The antecedents of the Helms-Burton are not reduced to the first half of the decade of the 90s of the 20th century, not even to all the acts against the country carried out and promoted after 1959. At this point we have to go back much further, from the Monroe Doctrine in 1823 and other dissimilar events.
5. What are the consequences for Cuba?
Its effects can not be expressed in figures, but they are huge as an attempt to submerge the population of the island in despair and create fear in investors and large companies around the world.
Many of the nationalized or expropriated properties are now hospitals, maternity homes, schools and other centers of popular benefit.
6. What legal instruments violate the Helms-Burton Law?
Attempts against freedom of trade and investment. It violates the laws and human rights of the Cuban people, the Constitution of the United States and several legal norms of that country; as well as numerous statutes of international law that regulate political, economic, commercial and financial relations between States.
7. Who rejects it?
It is repudiated by numerous nations, especially those that have economic relations with Cuba, including great powers such as China and Russia, and even US allies, where several businessmen are also against them.
8. Why has no US president implemented Title III?
The most elemental sanity made it remain only on paper, because of its broad extraterritorial nature.

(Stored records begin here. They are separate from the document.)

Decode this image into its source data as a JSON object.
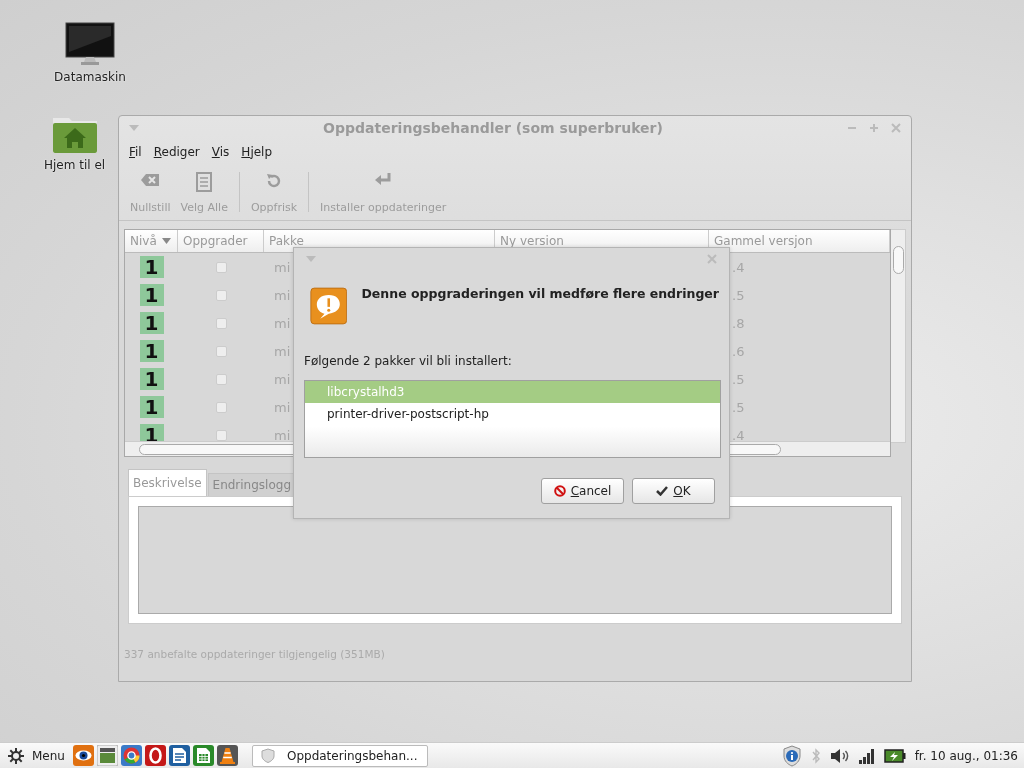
{
  "desktop_icons": [
    {
      "label": "Datamaskin",
      "kind": "computer"
    },
    {
      "label": "Hjem til el",
      "kind": "home"
    }
  ],
  "window": {
    "title": "Oppdateringsbehandler (som superbruker)",
    "menu": [
      "Fil",
      "Rediger",
      "Vis",
      "Hjelp"
    ],
    "toolbar": [
      {
        "label": "Nullstill",
        "kind": "clear",
        "disabled": true
      },
      {
        "label": "Velg Alle",
        "kind": "select-all",
        "disabled": true
      },
      {
        "label": "Oppfrisk",
        "kind": "refresh",
        "disabled": true
      },
      {
        "label": "Installer oppdateringer",
        "kind": "install",
        "disabled": true
      }
    ],
    "table": {
      "columns": [
        "Nivå",
        "Oppgrader",
        "Pakke",
        "Ny version",
        "Gammel versjon"
      ],
      "rows": [
        {
          "level": "1",
          "checked": false,
          "package": "mi",
          "old_version": ".4"
        },
        {
          "level": "1",
          "checked": false,
          "package": "mi",
          "old_version": ".5"
        },
        {
          "level": "1",
          "checked": false,
          "package": "mi",
          "old_version": ".8"
        },
        {
          "level": "1",
          "checked": false,
          "package": "mi",
          "old_version": ".6"
        },
        {
          "level": "1",
          "checked": false,
          "package": "mi",
          "old_version": ".5"
        },
        {
          "level": "1",
          "checked": false,
          "package": "mi",
          "old_version": ".5"
        },
        {
          "level": "1",
          "checked": false,
          "package": "mi",
          "old_version": ".4"
        }
      ]
    },
    "tabs": [
      {
        "label": "Beskrivelse",
        "selected": true
      },
      {
        "label": "Endringslogg",
        "selected": false
      }
    ],
    "status_bar": "337 anbefalte oppdateringer tilgjengelig (351MB)"
  },
  "dialog": {
    "heading": "Denne oppgraderingen vil medføre flere endringer",
    "message": "Følgende 2 pakker vil bli installert:",
    "packages": [
      {
        "name": "libcrystalhd3",
        "selected": true
      },
      {
        "name": "printer-driver-postscript-hp",
        "selected": false
      }
    ],
    "buttons": [
      {
        "label": "Cancel",
        "kind": "cancel"
      },
      {
        "label": "OK",
        "kind": "ok"
      }
    ]
  },
  "taskbar": {
    "menu_label": "Menu",
    "launchers": [
      {
        "kind": "eye"
      },
      {
        "kind": "terminal"
      },
      {
        "kind": "browser"
      },
      {
        "kind": "opera"
      },
      {
        "kind": "writer"
      },
      {
        "kind": "calc"
      },
      {
        "kind": "cone"
      }
    ],
    "window_button": "Oppdateringsbehan...",
    "clock": "fr. 10 aug., 01:36"
  }
}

It is almost irrational to raise the possibility of suing before courts those who have business with companies and other Cuban properties, nationalized more than 50 years ago, as well as eliminate schools and hospitals to deliver the buildings to owners who in many cases no longer exist and they were exploiters and murderers. We recall that the process of nationalization here was carried out for very justified reasons of popular benefit and in compliance with international standards.
The previous leaders avoided its application by means of orders of temporary suspensions of six months. Doing so, applying it, could create conflicts with countries that have economic interests in the Caribbean island.
9. Why does Donald Trump threaten to apply this title III for the first time in history?
It is not isolated. It is part of the strategy against the entire left of the region. Cuba has received several recent actions, such as the withdrawal of US diplomats from the country for alleged sonic attacks, and the reduction of the validity period of B2 visas for Cuban nationals in the US, from five years with multiple entries to three months with one only opportunity to enter the North American territory.
Trump may already be thinking about the elections of 2021, and tries to please the anti-Cuban sector, which includes several of his advisers.
10. What alternatives does Cuba have to continue with its economic development plans in such a complex context?
Of course, this whole situation has an economic effect, but another Special Period is impossible here. The country has strong commercial relationships and long-term investment projects with multiple nations.
The new Constitution, the steps taken as part of the Plan of the Economy until 2030, the Guidelines for the Economic and Social Policy of the Party and the Revolution, the internal infrastructure, and other actions within the country create a very different scenario now from that of that prior moment.
In 1990, for example, tourism began to be defined as a promising economic sphere that received about 340 thousand foreigners that year.
Today, the development in that area is much greater, with several million visitors each year. To that we can add the export of services at present, the progress of Biotechnology and the Pharmaceutical Industry, the diversification of energy sources, which previously depended totally on fuel, and many other factors.
We must all be aware that progress will always depend, to a large extent, on ourselves and our ability to produce, save and build a future of progress. Cuba remains a benchmark in international politics, with a strong and prestigious diplomacy, essential elements to find alternatives at the global level, without ever forgetting the essentials.